Le tribunal de première instance entérinait le rapport d’expertise.

M.Tabak interjetait appel.

Après plusieurs épisodes procéduraux qu’il n’est pas utile de développer ici, le tribunal décidait l’allocation de dommages et intérêts fondés sur le rapport d’expertise de V.B tel que ci-dessus exposé.

Le 16 mars 2012, M.Tabak formait un appel fondé sur l’article 354(1)du code de procédure en ce que le tribunal avait commis une violation grave de la procédure civile au motif que celui-ci avait désigné l’expert V.B.alors que celle-ci travaillait comme médecin conseil (medical examiner) de la compagnie d’assurance adverse et était également la présidente du comité de direction de sa filiale.

La cour d’appel a rejeté cette demande au motif qu’elle avait été présentée pour la première fois en appel alors que le code de procédure impose de présenter les objections contre la désignation d’un expert dès que la partie en a connaissance et au plus tard avant l’audience au cours de laquelle le rapport d’expertise est discuté. Si la partie a connaissance de motifs de récusation postérieurement, le tribunal doit agir comme si la requête en récusation avait été présentée en temps utile. S’il ne l’a pas fait de sa propre initiative, il n’y a pas lieu de la déclarer recevable en appel.

M.Tabak a formé un recours devant la cour constitutionnelle. Ce recours a été rejeté comme manifestement infondé.

C’est dans ce contexte, les recours nationaux étant épuisés, que la CEDH a été saisie sur le fondement de l’article 6 §1 de la Convention qui garantit le droit à un procès équitable.

La décision

La demande, unanimement déclarée recevable, a été jugée mal fondée par quatre voix contre trois.

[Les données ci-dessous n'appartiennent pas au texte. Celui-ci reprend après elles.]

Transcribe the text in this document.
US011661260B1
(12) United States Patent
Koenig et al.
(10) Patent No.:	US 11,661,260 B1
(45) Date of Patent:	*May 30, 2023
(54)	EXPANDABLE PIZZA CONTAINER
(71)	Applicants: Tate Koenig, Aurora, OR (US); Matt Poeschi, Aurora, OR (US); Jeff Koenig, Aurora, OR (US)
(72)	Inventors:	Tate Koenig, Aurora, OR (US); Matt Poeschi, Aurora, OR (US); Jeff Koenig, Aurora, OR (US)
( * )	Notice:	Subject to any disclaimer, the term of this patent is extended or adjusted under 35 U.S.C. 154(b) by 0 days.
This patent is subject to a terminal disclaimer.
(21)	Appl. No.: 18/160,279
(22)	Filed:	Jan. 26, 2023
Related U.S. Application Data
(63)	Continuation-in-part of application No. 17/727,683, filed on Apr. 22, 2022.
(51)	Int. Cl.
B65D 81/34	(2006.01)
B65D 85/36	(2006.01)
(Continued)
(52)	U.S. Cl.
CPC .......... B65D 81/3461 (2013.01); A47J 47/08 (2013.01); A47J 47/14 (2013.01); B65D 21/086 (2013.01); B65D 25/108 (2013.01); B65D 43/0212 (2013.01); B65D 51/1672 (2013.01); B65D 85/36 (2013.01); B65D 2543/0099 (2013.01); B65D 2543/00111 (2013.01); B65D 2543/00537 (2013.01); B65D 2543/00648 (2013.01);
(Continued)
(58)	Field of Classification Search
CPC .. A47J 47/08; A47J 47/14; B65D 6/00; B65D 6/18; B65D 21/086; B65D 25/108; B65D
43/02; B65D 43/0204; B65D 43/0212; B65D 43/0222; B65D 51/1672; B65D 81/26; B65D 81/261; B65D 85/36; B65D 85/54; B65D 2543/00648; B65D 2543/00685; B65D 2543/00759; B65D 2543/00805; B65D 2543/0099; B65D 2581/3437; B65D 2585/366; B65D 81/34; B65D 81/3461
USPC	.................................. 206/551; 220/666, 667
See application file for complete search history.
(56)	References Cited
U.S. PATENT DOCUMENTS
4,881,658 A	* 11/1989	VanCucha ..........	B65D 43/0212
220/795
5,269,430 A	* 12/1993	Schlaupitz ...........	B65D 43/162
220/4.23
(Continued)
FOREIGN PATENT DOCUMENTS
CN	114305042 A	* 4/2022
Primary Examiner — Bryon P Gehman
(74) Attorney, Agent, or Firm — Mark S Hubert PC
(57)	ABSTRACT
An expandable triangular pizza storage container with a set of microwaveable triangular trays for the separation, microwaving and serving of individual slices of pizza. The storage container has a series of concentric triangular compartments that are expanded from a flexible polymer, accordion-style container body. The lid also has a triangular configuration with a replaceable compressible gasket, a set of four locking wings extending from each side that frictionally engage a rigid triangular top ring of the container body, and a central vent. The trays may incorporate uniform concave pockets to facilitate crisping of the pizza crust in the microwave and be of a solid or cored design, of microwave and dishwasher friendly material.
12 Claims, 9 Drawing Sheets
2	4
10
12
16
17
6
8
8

La cour a estimé que l’expert était bien en situation de conflit d’intérêts du fait de ses fonctions au sein de la compagnie défenderesse.

Mais elle a considéré que :

  • le demandeur disposait dans la législation croate applicable d’un moyen de droit lui permettant de demander sa récusation,
  • qu’il avait en outre la possibilité de connaître la situation professionnelle de l’expert dont les données étaient accessibles,
  • qu’il ne l’a pas fait dans les délais imposés par la procédure civile,

Et qu’en conséquence il n’est pas fondé à se plaindre d’une violation du droit à un procès équitable.

L’avis concurrent

La décision contient en outre, comme il est d’usage devant la CEDH, l’avis concurrent d’un juge qui, bien qu’approuvant la décision, estime que l’expert n’était pas en situation de conflit d’intérêt en se fondant sur la nécessité d’adopter une interprétation restrictive des textes. Ce juge souligne que l’expert en cause avait été employée par la compagnie défenderesse en 1995, soit 11 années avant sa désignation et qu’à la date de celle-ci elle n’était pas membre du comité de direction de cette compagnie mais de sa filiale.

L’avis dissident

La décision contient enfin l’avis dissident des trois juges minoritaires qui estiment pour leur part que la violation du droit à être entendu dans un procès équitable est consommée en ce qu’il appartenait à l’expert, en situation de conflit d’intérêt, de le faire savoir au tribunal. Il incombait en tout état de cause à ce tribunal d’inviter l’expert, lors de l’audience de désignation, à expliquer quelles étaient ses relations avec le défendeur en application de l’article 251 du code de procédure civile croate. En s’abstenant de le faire, le tribunal de première instance a privé le demandeur de la possibilité de demander la récusation de l’expert.

Débat

La théorie de l’apparence, consacrée par la CEDH sous la formulation bien connue : « Justice should not only be done, it should also be seen to be done » ou respect du formalisme procédural, tels semblent bien être les deux pôles entre lesquels se sont concentrés les débats des juges européens.

S’agit-il d’une victoire durable du second ou d’un arrêt d’espèce ?  Question à suivre.